The Wharves at Choptank Crossing
The Wharves at Choptank Crossing reconnects the historic working riverfront of West Denton with the Town of Denton’s riverfront on the east side. Historically, the two sides of the river were linked by maritime trade and the distribution of goods from the Denton wharves. Later, with the decline of river freight (driven by the emergence of automobiles and trucks) and the replacement of the low profile bascule bridge with a high level bridge, the intimate, maritime roots that connected Denton with West Denton were severed.
The Wharves at Choptank Crossing project links the riverfronts again, providing a unique tourism destination for motorists and boaters, enhancing historic preservation and telling the stories of the many historic resources nearby. The project encompasses nearly 1,000 feet of Choptank riverfront including over 30 acres, two National Register Sites, an adjacent National Register Historic District, three National Register Vessels and access to the region’s most extensive water trail- The Choptank & Tuckahoe Rivers Trail.
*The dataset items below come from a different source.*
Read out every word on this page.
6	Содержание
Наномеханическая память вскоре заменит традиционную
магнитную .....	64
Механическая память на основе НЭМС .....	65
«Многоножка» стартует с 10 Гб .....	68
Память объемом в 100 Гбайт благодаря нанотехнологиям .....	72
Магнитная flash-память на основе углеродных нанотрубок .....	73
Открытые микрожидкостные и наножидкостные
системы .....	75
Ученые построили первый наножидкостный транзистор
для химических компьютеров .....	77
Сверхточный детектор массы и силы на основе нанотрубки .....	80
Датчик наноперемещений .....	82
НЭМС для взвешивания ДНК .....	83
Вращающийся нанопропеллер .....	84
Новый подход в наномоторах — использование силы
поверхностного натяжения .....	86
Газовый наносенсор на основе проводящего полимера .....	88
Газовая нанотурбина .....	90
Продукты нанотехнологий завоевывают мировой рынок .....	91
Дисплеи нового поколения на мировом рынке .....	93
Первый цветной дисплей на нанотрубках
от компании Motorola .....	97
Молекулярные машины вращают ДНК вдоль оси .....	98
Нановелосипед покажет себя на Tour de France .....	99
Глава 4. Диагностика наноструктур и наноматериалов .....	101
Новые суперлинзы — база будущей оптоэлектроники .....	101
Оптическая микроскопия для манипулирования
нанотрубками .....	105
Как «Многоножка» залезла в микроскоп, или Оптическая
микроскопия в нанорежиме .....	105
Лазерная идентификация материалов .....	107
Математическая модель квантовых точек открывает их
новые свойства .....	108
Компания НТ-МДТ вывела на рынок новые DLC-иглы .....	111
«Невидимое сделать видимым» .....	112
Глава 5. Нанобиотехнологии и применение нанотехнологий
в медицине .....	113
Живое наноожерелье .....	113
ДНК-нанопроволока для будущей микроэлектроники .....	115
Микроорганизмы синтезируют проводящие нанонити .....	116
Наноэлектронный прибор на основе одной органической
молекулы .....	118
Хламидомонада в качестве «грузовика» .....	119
The initial components of the Wharves at Choptank Crossing, include a half-million dollar (west side) river front visitor’s center/museum – the Joppa Steamboat Wharf Terminal and a land-based exhibit featuring the recently restored Chesapeake Bay Skipjack – F. C. Lewis, Jr. In addition, existing improvements to the east side riverfront include expanded boat ramp facilities, picnic areas, restroom facilities and parking for recreational boaters. Planning has commenced for other east side riverfront improvements and services including outboard wharves, a restaurant/marina and transportation linkages for bus and walking tours as well as a connecting cable barge ferry, linking the east and west sides of the riverfront.
The Wharves at Choptank Crossing will substantially enhance the facilities of Crouse Park for the residents of the Town of Denton and the surrounding area, and will also serve as a focal point for attracting visitors from out of the area, supporting the efforts of the Main Street Program and the 4th Street Arts and Entertainment District to augment the business climate of the town. The project is funded by a variety of state and federal grants, managed on behalf of the town and Caroline County by the Denton Development Corporation.